Understanding Catalogs

A catalog is an NDS object that stores information from the NDS database. The catalog stores only objects and properties that you specify and lets you find information about those objects without a time-consuming search of the entire Directory.

Catalogs are especially useful in networks where some NDS objects might only be accessible across WAN links, because searching the NDS Directory across those links consumes time and network bandwidth. You could, for example, build a catalog of your company's employees and their telephone numbers.

Some applications create their own catalogs. For example, Novell's Contextless Login creates a catalog of users' common names and their telephone numbers.

The catalog is stored as an NDS object, the Catalog object. To create a catalog, a User must have the following minimum rights:

You can refresh (update) the catalog manually or at scheduled intervals. Refreshing the catalog means that the dredger searches the NDS database for any information pertaining to a specific catalog, such as added users, changed telephone numbers, etc. and updates the catalog with this new information.

For each catalog, you create a master catalog.

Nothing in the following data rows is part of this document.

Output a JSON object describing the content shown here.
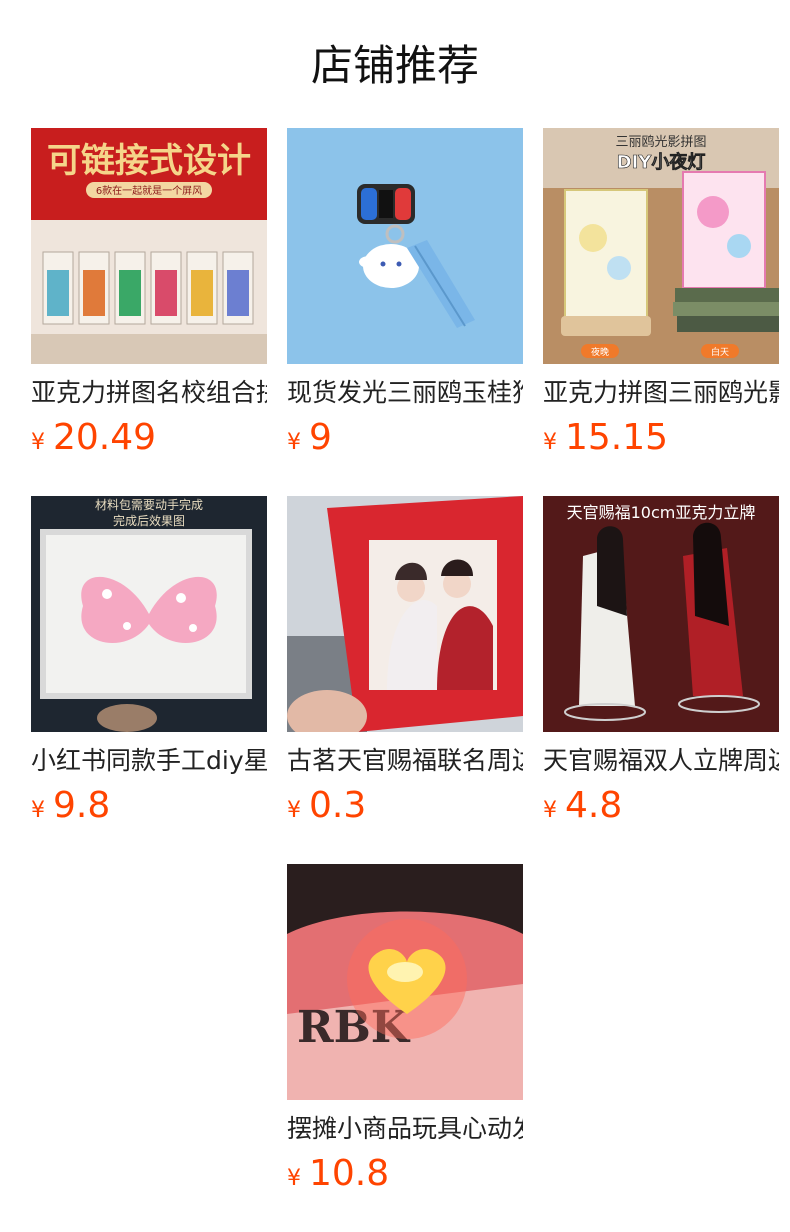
{
  "page": {
    "title": "店铺推荐",
    "currency_symbol": "¥",
    "price_color": "#ff4400"
  },
  "products": [
    {
      "name": "亚克力拼图名校组合拼",
      "price": "20.49",
      "image": {
        "theme": "university-puzzle",
        "banner_text": "可链接式设计",
        "sub_text": "6款在一起就是一个屏风"
      }
    },
    {
      "name": "现货发光三丽鸥玉桂狗",
      "price": "9",
      "image": {
        "theme": "glowing-keychain"
      }
    },
    {
      "name": "亚克力拼图三丽鸥光影",
      "price": "15.15",
      "image": {
        "theme": "night-light-puzzle",
        "top_text": "三丽鸥光影拼图",
        "headline": "DIY小夜灯",
        "label_left": "夜晚",
        "label_right": "白天"
      }
    },
    {
      "name": "小红书同款手工diy星星",
      "price": "9.8",
      "image": {
        "theme": "butterfly-frame",
        "line1": "材料包需要动手完成",
        "line2": "完成后效果图"
      }
    },
    {
      "name": "古茗天官赐福联名周边",
      "price": "0.3",
      "image": {
        "theme": "photo-card"
      }
    },
    {
      "name": "天官赐福双人立牌周边",
      "price": "4.8",
      "image": {
        "theme": "acrylic-stand",
        "headline": "天官赐福10cm亚克力立牌"
      }
    },
    {
      "name": "摆摊小商品玩具心动发光",
      "price": "10.8",
      "image": {
        "theme": "heart-light"
      }
    }
  ]
}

You can also create one or more slave catalogs. The relationship between master and slave catalogs is similar to the one between NDS partitions and replicas. The slave catalog is a copy of the master catalog. The master catalog receives its information from the dredger and then replicates this information to the slave catalogs. The advantage of the master/slave model is that the catalog dredger, which takes up valuable network bandwidth, has to dredge (search) in only one place.

Querying and indexing a catalog lets you retrieve information from it.